Commercial banks were immediately reactive following the South African Revenue Bank’s (SARB) announcement on 19 July, of a repo* rate reduction of 25 basis points, by adjusting their prime interest rate by the same number of base points, to 10.%.
Isaac Matshego, Economist at Nedbank Group told Private Property that the interest rate reduction is very welcome as the economy needs all the help that can be mustered.
“Recent economic indicators on the domestic front, and international developments, supported a domestic rate reduction, so it was the right move by the Reserve Bank.”
With some commentators suggesting that there may have been room to go further with an additional 25 basis point reduction, Matshego says that you have to bear in mind that changes in interest rates are dependent on a number of indicators. “The level of the inflation rate and its outlook being prominent among those as the SARB pursues an inflation targeting policy. While the cut does however support the economy, more fundamental is the need to put the economy on a higher growth path.
“The weak growth trajectory and causes thereof have been acknowledged across government and the business sector, but the interest rate cut on its own will not be sufficient to revive business investment.”
Matshego is echoing what Reserve Bank governor, Lesetja Kganyago stressed when he made the announcement last Thursday; that the current challenges facing the economy are primarily structural in nature, and cannot be resolved by monetary policy alone.
For the consumer, there will be obvious immediate benefits, but Matshego says that this may be limited. “Lower interest payments are likely to be countered by other rising costs, such as higher fuel prices, so the support to household spending is similarly likely to be muted.
“The real estate market will benefit from the lower interest rates, but again, the impact may be limited, particularly for the low-end properties, where changes in consumer disposable incomes are a key determinant of demand.

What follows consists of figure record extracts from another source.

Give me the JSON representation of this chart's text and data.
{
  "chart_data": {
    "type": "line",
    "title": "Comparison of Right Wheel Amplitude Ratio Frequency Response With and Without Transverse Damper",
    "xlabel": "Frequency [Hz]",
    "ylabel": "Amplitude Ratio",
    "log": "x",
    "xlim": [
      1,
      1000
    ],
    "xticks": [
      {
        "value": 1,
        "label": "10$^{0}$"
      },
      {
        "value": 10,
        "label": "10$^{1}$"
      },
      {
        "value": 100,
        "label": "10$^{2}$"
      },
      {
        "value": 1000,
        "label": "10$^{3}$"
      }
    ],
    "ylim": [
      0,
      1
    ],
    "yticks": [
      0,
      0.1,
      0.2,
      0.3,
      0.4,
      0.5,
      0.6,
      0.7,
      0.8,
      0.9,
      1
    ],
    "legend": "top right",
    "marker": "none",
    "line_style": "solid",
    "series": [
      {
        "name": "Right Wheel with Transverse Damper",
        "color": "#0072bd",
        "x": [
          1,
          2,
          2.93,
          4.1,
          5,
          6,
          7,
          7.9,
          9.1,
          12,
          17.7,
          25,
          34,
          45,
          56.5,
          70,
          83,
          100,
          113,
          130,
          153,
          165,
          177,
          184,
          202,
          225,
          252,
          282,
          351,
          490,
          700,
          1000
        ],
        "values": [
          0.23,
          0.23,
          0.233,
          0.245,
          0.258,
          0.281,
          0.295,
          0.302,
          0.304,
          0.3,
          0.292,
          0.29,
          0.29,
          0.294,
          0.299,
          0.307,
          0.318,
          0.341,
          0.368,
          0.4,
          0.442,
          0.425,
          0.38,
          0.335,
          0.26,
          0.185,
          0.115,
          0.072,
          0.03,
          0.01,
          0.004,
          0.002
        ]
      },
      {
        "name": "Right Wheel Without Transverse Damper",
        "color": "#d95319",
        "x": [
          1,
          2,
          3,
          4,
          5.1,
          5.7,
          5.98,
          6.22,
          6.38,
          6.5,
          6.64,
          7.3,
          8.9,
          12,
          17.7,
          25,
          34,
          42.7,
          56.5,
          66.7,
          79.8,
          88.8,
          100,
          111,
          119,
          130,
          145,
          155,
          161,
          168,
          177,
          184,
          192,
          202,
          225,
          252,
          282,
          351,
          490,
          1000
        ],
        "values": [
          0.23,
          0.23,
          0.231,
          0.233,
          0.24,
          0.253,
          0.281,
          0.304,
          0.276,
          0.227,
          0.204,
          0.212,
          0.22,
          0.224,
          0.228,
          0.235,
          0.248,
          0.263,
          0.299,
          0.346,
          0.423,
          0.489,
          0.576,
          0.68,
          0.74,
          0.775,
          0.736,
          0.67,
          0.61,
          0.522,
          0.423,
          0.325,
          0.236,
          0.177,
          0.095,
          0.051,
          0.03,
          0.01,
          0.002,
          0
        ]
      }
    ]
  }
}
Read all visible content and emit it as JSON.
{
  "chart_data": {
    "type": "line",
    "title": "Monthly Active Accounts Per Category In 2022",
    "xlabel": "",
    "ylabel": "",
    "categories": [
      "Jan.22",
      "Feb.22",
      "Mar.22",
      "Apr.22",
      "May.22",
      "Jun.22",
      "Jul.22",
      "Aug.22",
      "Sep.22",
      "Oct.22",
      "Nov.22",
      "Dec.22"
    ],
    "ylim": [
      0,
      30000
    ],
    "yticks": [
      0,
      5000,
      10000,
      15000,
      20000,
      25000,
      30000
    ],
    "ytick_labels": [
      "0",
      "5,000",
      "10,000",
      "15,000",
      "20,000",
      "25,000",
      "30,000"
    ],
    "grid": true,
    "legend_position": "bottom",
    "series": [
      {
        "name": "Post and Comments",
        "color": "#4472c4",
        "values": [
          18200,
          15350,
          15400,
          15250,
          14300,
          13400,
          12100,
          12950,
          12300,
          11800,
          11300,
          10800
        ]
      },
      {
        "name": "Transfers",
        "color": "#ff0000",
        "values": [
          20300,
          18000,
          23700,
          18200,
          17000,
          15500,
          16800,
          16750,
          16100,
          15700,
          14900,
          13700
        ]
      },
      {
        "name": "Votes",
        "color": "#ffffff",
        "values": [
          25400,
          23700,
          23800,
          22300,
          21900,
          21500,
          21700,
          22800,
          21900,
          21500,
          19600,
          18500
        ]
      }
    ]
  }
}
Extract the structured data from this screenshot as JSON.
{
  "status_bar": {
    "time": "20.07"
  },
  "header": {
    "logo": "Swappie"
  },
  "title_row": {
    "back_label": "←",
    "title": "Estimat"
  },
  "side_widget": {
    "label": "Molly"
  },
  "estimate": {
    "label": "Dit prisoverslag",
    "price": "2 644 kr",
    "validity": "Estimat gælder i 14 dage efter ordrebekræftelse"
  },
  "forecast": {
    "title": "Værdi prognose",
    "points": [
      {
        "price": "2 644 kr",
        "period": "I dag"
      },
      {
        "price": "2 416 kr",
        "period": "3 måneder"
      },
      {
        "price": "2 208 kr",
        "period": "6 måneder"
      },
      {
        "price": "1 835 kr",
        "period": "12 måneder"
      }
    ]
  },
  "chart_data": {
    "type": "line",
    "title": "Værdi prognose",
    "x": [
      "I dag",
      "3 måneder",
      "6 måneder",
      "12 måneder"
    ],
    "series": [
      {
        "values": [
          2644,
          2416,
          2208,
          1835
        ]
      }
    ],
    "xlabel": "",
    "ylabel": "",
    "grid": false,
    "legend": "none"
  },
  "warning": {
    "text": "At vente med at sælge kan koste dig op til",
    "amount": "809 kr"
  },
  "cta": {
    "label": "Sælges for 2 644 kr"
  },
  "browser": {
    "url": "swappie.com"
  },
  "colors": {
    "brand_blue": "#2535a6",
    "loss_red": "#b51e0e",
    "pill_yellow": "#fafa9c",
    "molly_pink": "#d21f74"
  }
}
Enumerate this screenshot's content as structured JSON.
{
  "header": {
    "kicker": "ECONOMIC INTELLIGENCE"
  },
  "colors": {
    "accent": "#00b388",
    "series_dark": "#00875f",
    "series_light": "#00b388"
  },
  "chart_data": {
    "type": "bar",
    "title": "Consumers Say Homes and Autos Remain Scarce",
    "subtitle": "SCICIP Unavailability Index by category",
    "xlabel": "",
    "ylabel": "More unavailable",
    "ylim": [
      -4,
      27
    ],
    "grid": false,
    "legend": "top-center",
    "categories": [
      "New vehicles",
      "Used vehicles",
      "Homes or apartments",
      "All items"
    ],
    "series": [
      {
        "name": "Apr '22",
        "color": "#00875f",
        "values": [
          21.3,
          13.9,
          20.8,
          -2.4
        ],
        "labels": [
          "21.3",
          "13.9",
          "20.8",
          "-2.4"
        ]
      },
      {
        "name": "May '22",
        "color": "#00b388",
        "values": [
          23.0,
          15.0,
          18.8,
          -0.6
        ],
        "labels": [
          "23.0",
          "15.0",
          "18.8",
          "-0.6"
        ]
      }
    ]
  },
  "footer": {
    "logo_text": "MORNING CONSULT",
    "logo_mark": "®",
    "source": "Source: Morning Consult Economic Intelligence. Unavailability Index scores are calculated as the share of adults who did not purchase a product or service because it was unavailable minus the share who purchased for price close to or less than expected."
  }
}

Income growth has been erratic since 2013, hurt by the weak job market.
“Higher economic growth and job creation will help to expand the residential property market as the country grapples with the shortage of accommodation in the low-income market,” Matshego explained. “The implementation of measures that will dispose of uncertainty and boost local investment would therefore ultimately help to revive activity in the residential and commercial markets.”
Property agents have reacted with some excitement, believing that this is the boost that will lift a flat property market, especially given Kganyago’s statement that the SARB expects the economy to grow at 1.8% in 2020.
*The repo rate and the chain of events that follows adjustments
So the South African Reserve Bank reduced the repo rate by 25 basis points, but what does that really mean? We cut through the jargon, so that you can understand the implications that the repo rate, prime lending rate, and interest rates have on you as a consumer and property owner.
Understand first that the economy is regulated by the South African Reserve Bank (SARB), by lending money to commercial banks at a set interest rate, known as the ‘repurchase rate’ or repo.
The repo rate is measured in basis points; one basis point is the equivalent of one hundredth of one percentage.
Let’s play this out: The cut this week by SARB of 25 basis points, equates to minus .25%. The repo rate at the time of the cut was 6.75%. When we reduce that by the 25 basis points, the new repo rate is therefore 6.50%, In reverse; had the SARB increased the rate by 25 basis points, the repo rate would have advanced to 7.0%, which we last saw in March 2016.
In fact the repo rate has swung between 6.75 and 6.50 since July 2017 in an effort by the SARB to maintain the inflation rate within a range of 3 to 6 percent by using the Consumer Price Index (CPI), which is a measure of average change in prices over a period of time that consumers pay for goods and services. In May this year, inflation stood at 4.5%, which is within the mid-point range of the SARBs target.
When the SARB changes the repo rate it sets into motion a change of events across financial markets, particularly the effect it has on inflation and the value of the Rand. It stands to reason therefore, that when interest rates increase, consumers have less money to spend causing the economy to slow, and vice versa.
With the latest adjustment, commercial banks can now borrow more money from the SARB at a lower rate, so they pass this onto their clients by adjusting their prime lending rates by the same amount of basis points that the SARB applied to the repo rate. So prime lending, which was at 10.25% at the time of the recent announcement, now reduces to 10%.
The interest rate drop means consumers now have the opportunity to borrow more money and for those with an existing bond, or loan, there is an opportunity to reduce current monthly instalments. The savvy saver usually doesn’t opt for this as it helps pay off the debt a little faster, and is a great buffer should the repo rate change again in the near future.
In the property market, an interest rate cut introduces more, and new, buyers to the market. In simple terms what we are currently looking at, according to BetterBond, with the prime lending rate at 10%, is a saving of roughly R16 a month per R100 000 owed on the bond. BetterBond also confirms that first-time borrowers now require a gross household income of about R32 000 a month to qualify for a R1-million home loan.